Nick shook his head fiercely, refusing to think about the implications of this revelation. He had enough to handle coping with the consequences of his own light-bulb moment this morning.

“No, David, don't – don't encourage this. This – it's all wrong, the priorities are all wrong, we shouldn't be thinking – be doing -”

Looking straight at the Prime Minister, his boss, his rival, his friend, his lov - No. I mustn't - Nick took a deep breath, and plunged.

“We, we have families -”

Then David was standing in front of him, blue eyes alight with an emotion Nick had never seen in them before.

“Don't, Nick. Don't beat yourself up this way... You know how it is with Sam and I, we're still fond, still friends, but that's all. That's the way it's been since before Flo was born. And Sam... saw the way I looked at you a long time ago.”

Nick swallowed. Sam knew? Then – then what of Miriam?
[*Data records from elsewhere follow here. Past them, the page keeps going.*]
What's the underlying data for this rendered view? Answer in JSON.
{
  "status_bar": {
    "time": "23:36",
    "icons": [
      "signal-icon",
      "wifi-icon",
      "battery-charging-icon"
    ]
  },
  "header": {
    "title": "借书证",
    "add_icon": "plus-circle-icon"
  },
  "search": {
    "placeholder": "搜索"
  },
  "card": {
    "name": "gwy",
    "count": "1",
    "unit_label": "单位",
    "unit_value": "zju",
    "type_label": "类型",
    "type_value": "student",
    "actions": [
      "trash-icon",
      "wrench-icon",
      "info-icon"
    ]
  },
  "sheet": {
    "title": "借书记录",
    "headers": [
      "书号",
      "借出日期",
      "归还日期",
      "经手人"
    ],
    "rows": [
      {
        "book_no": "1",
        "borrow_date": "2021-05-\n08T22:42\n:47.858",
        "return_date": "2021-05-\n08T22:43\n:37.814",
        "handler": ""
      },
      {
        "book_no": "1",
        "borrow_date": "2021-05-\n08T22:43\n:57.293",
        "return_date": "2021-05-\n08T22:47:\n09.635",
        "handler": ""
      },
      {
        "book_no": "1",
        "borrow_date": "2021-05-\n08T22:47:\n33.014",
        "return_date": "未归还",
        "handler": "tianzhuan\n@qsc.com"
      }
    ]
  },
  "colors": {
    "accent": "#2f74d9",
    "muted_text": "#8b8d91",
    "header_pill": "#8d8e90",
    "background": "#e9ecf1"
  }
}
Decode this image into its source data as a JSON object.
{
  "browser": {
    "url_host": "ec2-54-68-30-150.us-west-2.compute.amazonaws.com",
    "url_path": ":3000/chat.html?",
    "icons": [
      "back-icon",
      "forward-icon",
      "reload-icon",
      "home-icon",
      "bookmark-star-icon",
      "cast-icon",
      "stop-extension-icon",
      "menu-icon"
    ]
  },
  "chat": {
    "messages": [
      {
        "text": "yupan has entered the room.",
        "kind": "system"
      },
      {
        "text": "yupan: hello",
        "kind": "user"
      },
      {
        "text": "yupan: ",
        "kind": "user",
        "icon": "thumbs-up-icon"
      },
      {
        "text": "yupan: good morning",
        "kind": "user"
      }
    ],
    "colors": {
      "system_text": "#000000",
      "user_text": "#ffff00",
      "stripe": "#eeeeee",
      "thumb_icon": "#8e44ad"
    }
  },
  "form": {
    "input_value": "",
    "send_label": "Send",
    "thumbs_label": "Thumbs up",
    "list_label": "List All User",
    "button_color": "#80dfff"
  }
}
What of the woman who had drifted steadily away from him, as he had from her, until now they were little more than two people living separate lives under one roof? They had come to a silent, mutual accommodation for the sake of their children. The boys' happiness was always the priority, they had both been determined on that...

They stayed together. They were friends, perhaps even close friends. But they slept in separate beds, these days, and were content to have it so.

Had Miriam known, in her turn, about him? Had she understood more about him than he had about himself, had she always seen what he'd only just realised, and was that why -?

Ah, fuck! Miriam, you could have said something, amiga -

“Does everyone know about this except me?” he demanded on a spurt of irritation, and David chuckled as Nick flushed and looked away, biting his lip in embarrassment.

“Oh, Nick. Only you could be so carefully blinkered!”

Nick shook his head. “Not deliberately,” he said. “Never that, David. But – but how can we possibly – in the public eye as we are, and the media, and -”

He carried on shaking his head in denial, hearing the misery in his own voice but making himself continue, determined to do the right thing. Get his priorities right.

“No.” he repeated. “We can't.”

David stepped in closer, holding Nick's eyes with his own.

“I've never believed in 'can't',” he said softly, and lifting one hand, he laid it against the side of Nick's face... and leaned in for a kiss.